COPY v. java performance comparison

Rob Sargent <robjsargent@xxxxxxxxx> · Wed, 02 Apr 2014 13:37:24 -0600



    I'm
        playing with various data models to compare performance and
        practicalities and not sure if I should be surprised by the
        numbers I'm getting. I hope this report isn't too wishy-washy
        for reasoned comment.

        
        One model says a genotype is defined as follows:

      
             Table "public.oldstyle"

          +-------------+--------------+-----------+

          |   Column    |     Type     | Modifiers |

          +-------------+--------------+-----------+

          | id          | uuid         | not null  |

          | sample_name | text         | not null  |

          | marker_name | text         | not null  |

          | allele1     | character(1) |           |

          | allele2     | character(1) |           |

          +-------------+--------------+-----------+

          (0. id is a Primary Key)

          (1. Take what you will from the table name.)

          (2. I hadn't thought of "char" type at this point)

          (3. Ultimately the names would become ids, RI included)

          (4. We're loading 39 samples and ~950K markers)

        
    I
        loaded 37M+ records using jOOQ (batching every 1000 lines) in
        12+ hours (800+ records/sec).  Then I tried COPY and killed that
        after 11.25 hours when I realised that I had added on non-unque
        index on the name fields after the first load.

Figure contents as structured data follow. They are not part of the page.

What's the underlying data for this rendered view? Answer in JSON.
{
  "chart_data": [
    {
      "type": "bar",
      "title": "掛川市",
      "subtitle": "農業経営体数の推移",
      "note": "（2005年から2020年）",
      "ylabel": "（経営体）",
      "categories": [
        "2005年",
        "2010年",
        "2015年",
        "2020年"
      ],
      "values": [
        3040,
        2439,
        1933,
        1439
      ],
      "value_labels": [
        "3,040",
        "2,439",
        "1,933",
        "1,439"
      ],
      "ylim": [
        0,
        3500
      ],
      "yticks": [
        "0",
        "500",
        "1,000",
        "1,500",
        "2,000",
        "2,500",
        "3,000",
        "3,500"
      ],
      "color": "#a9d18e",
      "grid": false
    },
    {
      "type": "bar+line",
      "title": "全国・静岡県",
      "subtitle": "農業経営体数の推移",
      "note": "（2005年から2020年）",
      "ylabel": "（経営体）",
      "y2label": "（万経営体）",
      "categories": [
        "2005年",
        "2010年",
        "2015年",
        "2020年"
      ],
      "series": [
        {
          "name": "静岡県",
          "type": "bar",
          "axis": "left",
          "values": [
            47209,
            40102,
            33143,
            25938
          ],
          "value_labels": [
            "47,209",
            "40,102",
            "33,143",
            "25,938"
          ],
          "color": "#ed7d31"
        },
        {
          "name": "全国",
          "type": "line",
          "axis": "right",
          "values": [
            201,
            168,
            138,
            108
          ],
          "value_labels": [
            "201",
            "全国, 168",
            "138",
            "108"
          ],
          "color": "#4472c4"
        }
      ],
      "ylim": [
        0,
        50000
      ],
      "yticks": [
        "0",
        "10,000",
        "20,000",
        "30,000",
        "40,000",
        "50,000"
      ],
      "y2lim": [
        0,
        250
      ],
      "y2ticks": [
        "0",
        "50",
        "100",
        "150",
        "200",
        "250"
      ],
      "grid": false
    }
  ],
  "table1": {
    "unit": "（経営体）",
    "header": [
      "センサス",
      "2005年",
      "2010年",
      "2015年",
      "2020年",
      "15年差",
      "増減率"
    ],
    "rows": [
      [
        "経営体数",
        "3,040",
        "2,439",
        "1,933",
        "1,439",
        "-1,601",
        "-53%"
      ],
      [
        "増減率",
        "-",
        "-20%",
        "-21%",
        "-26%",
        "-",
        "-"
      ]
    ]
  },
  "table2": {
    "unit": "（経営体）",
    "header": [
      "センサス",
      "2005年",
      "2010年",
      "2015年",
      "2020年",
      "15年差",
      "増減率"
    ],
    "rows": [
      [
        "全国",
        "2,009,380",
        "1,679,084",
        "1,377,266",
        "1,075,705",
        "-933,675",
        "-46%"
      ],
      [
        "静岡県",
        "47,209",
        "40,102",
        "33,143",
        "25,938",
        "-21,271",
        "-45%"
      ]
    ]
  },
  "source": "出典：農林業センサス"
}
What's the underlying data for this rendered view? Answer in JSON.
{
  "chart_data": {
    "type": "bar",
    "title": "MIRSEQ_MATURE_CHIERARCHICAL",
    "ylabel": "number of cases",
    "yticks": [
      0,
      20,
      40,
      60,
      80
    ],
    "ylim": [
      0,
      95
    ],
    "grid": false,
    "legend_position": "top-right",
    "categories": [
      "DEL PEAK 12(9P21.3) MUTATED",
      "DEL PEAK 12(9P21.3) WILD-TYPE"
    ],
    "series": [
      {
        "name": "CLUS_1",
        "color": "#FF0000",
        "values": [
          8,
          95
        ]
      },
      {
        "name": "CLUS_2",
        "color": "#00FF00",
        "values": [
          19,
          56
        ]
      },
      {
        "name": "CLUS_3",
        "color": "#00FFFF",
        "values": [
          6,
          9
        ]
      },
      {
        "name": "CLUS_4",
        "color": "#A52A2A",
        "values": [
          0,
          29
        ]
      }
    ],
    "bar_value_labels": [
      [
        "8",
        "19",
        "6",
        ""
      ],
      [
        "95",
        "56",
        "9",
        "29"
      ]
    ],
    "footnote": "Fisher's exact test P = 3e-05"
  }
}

By that point is
        was on line 28301887, so ~0.75 done which implies it would have
        take ~15hours to complete.

    
    Would
            the overhead of the index likely explain this decrease in
            throughput?

            
            Impatience got the better of me and I killed the second
            COPY.  This time it had done 54% of the file in 6.75 hours,
            extrapolating to roughly 12 hours to do the whole thing.

            
            That matches up with the java speed. Not sure if I should be
            elated with jOOQ or disappointed with COPY.

            
            Btw, I can load the roughly the same data in to the model
            below in 10.5 seconds. It only adds 39 very wide lines.  I
            haven't got to the practicality bits yet :)

          
          Table "public.chipcall"

          +-------------+------+-----------+

          |   Column    | Type | Modifiers |

          +-------------+------+-----------+

          | id          | uuid |           |

          | sample_name | text |           |

          | chip_model  | uuid |           |

          | gta         | text |           |

          +-------------+------+-----------+

        
            This just a dev desktop environment: 

            RHEL 6.5

            PostgreSQL 9.3.1 on x86_64-unknown-linux-gnu, compiled by
            gcc (GCC) 4.4.7 20120313 (Red Hat 4.4.7-4 [hm, interesting
            contradiction]), 64-bit

          2 QuadCore cpu MHz: 2925.878

        The input file and postgres data are on separate disks, but only
        one controller.

        
        Thanks in advance, even if you only read this far.